Henry McQuay wakes up with a huge hangover after attending his companys Christmas Party. Henry is not normally a drinker, but the drinks didnt taste like alcohol at all. He didnt even remember how he got home from the party. As bad as he was feeling, he wondered if he did something wrong.

Henry had to force himself to open his eyes and the first thing he sees is a couple of aspirins next to a glass of water on the side table. And, next to them, a single red rose! Henry sits up and sees his clothing in front of him, all clean and pressed. He looks around the room and sees that it is in perfect order, spotlessly clean.

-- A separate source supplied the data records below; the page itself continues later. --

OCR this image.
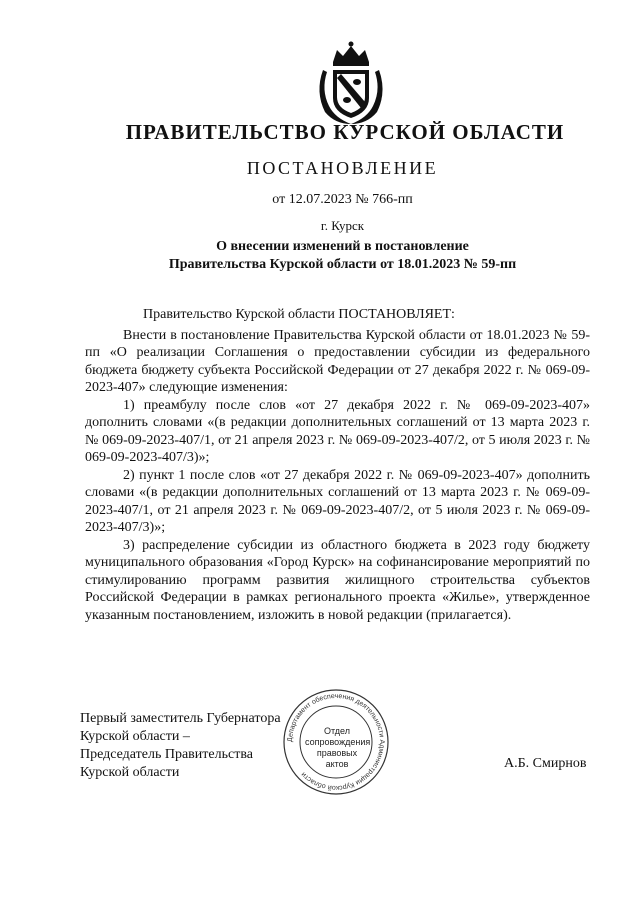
ПРАВИТЕЛЬСТВО КУРСКОЙ ОБЛАСТИ
ПОСТАНОВЛЕНИЕ
от 12.07.2023 № 766-пп
г. Курск
О внесении изменений в постановление
Правительства Курской области от 18.01.2023 № 59-пп

Правительство Курской области ПОСТАНОВЛЯЕТ:

Внести в постановление Правительства Курской области от 18.01.2023 № 59-пп «О реализации Соглашения о предоставлении субсидии из федерального бюджета бюджету субъекта Российской Федерации от 27 декабря 2022 г. № 069-09-2023-407» следующие изменения:

1) преамбулу после слов «от 27 декабря 2022 г. № 069-09-2023-407» дополнить словами «(в редакции дополнительных соглашений от 13 марта 2023 г. № 069-09-2023-407/1, от 21 апреля 2023 г. № 069-09-2023-407/2, от 5 июля 2023 г. № 069-09-2023-407/3)»;

2) пункт 1 после слов «от 27 декабря 2022 г. № 069-09-2023-407» дополнить словами «(в редакции дополнительных соглашений от 13 марта 2023 г. № 069-09-2023-407/1, от 21 апреля 2023 г. № 069-09-2023-407/2, от 5 июля 2023 г. № 069-09-2023-407/3)»;

3) распределение субсидии из областного бюджета в 2023 году бюджету муниципального образования «Город Курск» на софинансирование мероприятий по стимулированию программ развития жилищного строительства субъектов Российской Федерации в рамках регионального проекта «Жилье», утвержденное указанным постановлением, изложить в новой редакции (прилагается).

Первый заместитель Губернатора
Курской области –
Председатель Правительства
Курской области
А.Б. Смирнов
Департамент обеспечения деятельности Администрации Курской области
Отдел
сопровождения
правовых
актов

So is the rest of the house. He takes the aspirins, cringes when he sees a huge black eye staring back at him in the bathroom mirror. Then he notices a note hanging on the corner of the mirror written in red with little hearts on it and a kiss mark from his wife in Lipstick:

Honey, breakfast is on the stove, I left early to get groceries to make you your favorite dinner tonight. I love you, darling! Love, Lisa

He stumbles to the kitchen and sure enough, there is hot breakfast, steaming hot coffee and the morning newspaper. His son is also at the table, eating. Henry asks, Son…. What happened last night?

Well, you came home after 3 A.M., drunk and out of your mind. You fell over the coffee table and broke it, and then you puked in the hallway, and got that black eye when you ran into the door.

Confused, he asked his son, So, why is everything in such perfect order and so clean? I have a rose, and breakfast is on the table waiting for me??

His son replies, Oh THAT! Mom dragged you to the bedroom, and when she tried to take your pants off, you screamed, Leave me alone, Im married!!

Broken Coffee Table: $239.99. Hot Breakfast: $4.20. Two Aspirins: $.38. Saying the right thing, at the right time. . . PRICELESS!!!